Functional Architecture of Lateral Line Afferent Neurons in Larval Zebrafish

Abstract

Fishes rely on the neuromasts of their lateral line system to detect water flow during behaviors such as predator avoidance and prey localization. While the pattern of neuromast development has been a topic of detailed research, we still do not understand the functional consequences of its organization. Previous work has demonstrated somatotopy in the posterior lateral line, whereby afferent neurons that contact more caudal neuromasts project more dorsally in the hindbrain than those that contact more rostral neuromasts.

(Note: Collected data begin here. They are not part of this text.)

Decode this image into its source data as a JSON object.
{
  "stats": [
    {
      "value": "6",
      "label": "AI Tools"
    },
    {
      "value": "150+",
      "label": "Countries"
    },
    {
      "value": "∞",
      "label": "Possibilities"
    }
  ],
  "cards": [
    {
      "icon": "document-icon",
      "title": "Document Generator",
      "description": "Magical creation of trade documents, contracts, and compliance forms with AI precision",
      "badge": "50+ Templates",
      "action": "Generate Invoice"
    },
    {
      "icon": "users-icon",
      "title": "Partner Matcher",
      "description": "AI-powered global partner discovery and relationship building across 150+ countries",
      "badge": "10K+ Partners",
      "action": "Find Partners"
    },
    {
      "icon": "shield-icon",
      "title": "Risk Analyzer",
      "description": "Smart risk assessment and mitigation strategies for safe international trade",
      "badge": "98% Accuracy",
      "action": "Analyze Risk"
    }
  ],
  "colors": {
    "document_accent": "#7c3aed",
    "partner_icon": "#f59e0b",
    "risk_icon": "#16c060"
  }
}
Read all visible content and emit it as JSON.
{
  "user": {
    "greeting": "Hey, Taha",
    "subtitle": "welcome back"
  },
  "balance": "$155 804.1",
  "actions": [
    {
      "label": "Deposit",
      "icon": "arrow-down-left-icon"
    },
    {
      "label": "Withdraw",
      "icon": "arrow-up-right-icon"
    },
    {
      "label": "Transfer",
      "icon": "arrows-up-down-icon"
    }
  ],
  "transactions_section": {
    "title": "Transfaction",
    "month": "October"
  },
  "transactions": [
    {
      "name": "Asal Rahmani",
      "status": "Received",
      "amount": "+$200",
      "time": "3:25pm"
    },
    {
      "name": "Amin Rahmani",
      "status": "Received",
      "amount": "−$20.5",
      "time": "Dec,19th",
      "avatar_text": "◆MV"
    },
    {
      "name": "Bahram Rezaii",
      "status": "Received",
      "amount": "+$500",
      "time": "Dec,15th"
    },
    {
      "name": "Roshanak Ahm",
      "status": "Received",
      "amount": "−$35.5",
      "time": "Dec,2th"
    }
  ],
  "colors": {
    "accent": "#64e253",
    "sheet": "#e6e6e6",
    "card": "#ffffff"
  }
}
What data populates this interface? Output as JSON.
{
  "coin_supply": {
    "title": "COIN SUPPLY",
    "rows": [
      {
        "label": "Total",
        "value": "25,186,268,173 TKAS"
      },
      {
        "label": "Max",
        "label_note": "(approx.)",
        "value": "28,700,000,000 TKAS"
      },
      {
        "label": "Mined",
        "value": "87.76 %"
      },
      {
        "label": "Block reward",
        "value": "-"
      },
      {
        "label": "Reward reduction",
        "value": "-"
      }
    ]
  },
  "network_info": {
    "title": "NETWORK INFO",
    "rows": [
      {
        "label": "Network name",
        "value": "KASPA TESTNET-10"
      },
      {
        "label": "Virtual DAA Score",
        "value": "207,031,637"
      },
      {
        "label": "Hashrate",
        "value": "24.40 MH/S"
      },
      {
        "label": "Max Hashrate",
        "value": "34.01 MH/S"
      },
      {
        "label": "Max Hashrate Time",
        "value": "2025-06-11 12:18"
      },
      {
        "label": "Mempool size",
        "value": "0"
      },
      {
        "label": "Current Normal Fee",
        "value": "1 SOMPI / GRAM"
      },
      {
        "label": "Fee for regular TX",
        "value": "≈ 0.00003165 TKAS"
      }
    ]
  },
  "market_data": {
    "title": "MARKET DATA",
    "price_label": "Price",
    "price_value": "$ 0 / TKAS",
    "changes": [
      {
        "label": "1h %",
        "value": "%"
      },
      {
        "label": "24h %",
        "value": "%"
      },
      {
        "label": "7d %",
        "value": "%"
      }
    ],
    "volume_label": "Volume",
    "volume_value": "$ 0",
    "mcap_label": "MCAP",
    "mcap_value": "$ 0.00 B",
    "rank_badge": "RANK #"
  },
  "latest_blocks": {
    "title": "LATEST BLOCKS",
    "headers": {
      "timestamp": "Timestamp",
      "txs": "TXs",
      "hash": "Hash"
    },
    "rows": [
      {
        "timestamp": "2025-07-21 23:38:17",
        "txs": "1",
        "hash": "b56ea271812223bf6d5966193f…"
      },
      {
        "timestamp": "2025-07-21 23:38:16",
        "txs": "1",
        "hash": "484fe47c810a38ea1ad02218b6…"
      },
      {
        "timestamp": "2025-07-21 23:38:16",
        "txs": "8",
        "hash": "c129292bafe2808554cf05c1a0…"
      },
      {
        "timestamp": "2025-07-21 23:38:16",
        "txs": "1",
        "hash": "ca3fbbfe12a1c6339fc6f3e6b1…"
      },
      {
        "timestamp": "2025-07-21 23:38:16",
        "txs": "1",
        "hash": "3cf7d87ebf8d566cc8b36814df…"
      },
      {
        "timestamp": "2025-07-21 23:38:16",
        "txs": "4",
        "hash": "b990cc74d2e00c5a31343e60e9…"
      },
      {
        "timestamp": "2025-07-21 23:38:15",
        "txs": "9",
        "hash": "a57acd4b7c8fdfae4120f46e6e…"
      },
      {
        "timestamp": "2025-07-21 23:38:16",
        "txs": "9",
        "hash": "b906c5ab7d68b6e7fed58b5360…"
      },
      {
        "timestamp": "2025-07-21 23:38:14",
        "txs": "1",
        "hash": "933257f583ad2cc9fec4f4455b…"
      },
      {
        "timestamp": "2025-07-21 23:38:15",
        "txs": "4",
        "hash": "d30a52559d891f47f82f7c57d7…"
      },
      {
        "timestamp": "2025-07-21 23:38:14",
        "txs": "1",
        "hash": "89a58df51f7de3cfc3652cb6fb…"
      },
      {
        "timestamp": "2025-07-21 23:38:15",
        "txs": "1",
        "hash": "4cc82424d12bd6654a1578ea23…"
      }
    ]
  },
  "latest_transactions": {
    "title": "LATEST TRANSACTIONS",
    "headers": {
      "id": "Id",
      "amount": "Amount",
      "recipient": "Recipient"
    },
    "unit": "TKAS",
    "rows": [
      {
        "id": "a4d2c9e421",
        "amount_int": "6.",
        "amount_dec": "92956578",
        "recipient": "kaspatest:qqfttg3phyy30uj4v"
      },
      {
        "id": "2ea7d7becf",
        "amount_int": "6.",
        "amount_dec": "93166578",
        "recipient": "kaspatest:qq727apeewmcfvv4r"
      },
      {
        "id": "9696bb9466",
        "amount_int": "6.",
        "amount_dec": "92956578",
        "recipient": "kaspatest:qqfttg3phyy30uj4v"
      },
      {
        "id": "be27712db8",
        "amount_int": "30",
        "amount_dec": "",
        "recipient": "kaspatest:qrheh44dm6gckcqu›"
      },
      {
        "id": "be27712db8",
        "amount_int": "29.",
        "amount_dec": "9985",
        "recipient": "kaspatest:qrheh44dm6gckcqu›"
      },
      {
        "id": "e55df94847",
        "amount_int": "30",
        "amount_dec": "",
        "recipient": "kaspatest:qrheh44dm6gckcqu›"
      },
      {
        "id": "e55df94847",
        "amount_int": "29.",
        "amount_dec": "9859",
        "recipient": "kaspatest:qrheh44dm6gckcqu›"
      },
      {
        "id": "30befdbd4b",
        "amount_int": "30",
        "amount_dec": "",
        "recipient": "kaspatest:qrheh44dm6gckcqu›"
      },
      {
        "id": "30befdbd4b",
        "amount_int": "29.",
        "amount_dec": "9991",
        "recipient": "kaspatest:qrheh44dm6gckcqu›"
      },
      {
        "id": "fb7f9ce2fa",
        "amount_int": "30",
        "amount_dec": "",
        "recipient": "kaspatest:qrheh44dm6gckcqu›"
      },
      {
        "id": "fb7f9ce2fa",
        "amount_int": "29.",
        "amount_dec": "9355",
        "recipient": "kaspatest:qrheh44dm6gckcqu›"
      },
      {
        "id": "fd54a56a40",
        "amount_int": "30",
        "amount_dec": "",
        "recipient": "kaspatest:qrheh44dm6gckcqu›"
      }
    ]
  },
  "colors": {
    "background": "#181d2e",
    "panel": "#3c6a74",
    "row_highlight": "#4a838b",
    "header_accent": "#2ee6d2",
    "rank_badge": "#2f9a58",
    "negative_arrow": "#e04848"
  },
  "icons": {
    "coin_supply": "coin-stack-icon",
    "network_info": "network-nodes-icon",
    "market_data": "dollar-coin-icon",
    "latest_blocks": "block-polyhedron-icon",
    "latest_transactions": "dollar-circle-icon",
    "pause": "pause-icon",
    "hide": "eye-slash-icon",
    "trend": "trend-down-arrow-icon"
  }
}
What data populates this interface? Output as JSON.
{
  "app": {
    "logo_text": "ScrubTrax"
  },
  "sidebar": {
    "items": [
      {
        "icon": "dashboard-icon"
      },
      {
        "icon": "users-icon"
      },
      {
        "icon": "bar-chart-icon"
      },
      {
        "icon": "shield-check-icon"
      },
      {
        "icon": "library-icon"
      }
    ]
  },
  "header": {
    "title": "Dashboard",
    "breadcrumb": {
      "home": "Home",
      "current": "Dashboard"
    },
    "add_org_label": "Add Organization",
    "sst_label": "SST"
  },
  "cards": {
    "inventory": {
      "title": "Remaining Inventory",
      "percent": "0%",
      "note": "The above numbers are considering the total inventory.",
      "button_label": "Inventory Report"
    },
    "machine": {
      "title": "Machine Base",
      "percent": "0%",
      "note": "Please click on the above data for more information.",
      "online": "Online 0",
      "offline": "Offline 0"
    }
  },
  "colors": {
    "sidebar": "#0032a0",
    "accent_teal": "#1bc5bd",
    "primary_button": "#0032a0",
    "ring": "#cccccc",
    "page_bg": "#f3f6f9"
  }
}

Recently, patch clamp recordings of posterior lateral line afferent neurons in larval zebrafish (Danio rerio) show that larger cells are born earlier, have a lower input resistance, a lower spontaneous firing rate, and tend to contact multiple neuromasts located closer to the tail than smaller neurons, which are born later, have a higher input resistance, a higher spontaneous firing rate, and tend to contact single neuromasts. These data indicate that early-born neurons are poised to detect large stimuli during the initial stages of development. Later-born neurons are more easily driven to fire and thus likely to be more sensitive to local, weaker flows. Afferent projections onto identified glutamatergic regions in the hindbrain suggest a novel mechanism for lateral line somatotopy, where afferent fibers associated with tail neuromasts respond to stronger stimuli and contact dorsal hindbrain regions associated with Mauthner-mediated escape responses and fast, avoidance swimming. The ability to process flow stimuli by circumventing higher order brain centers would ease the task of processing where speed is of critical importance.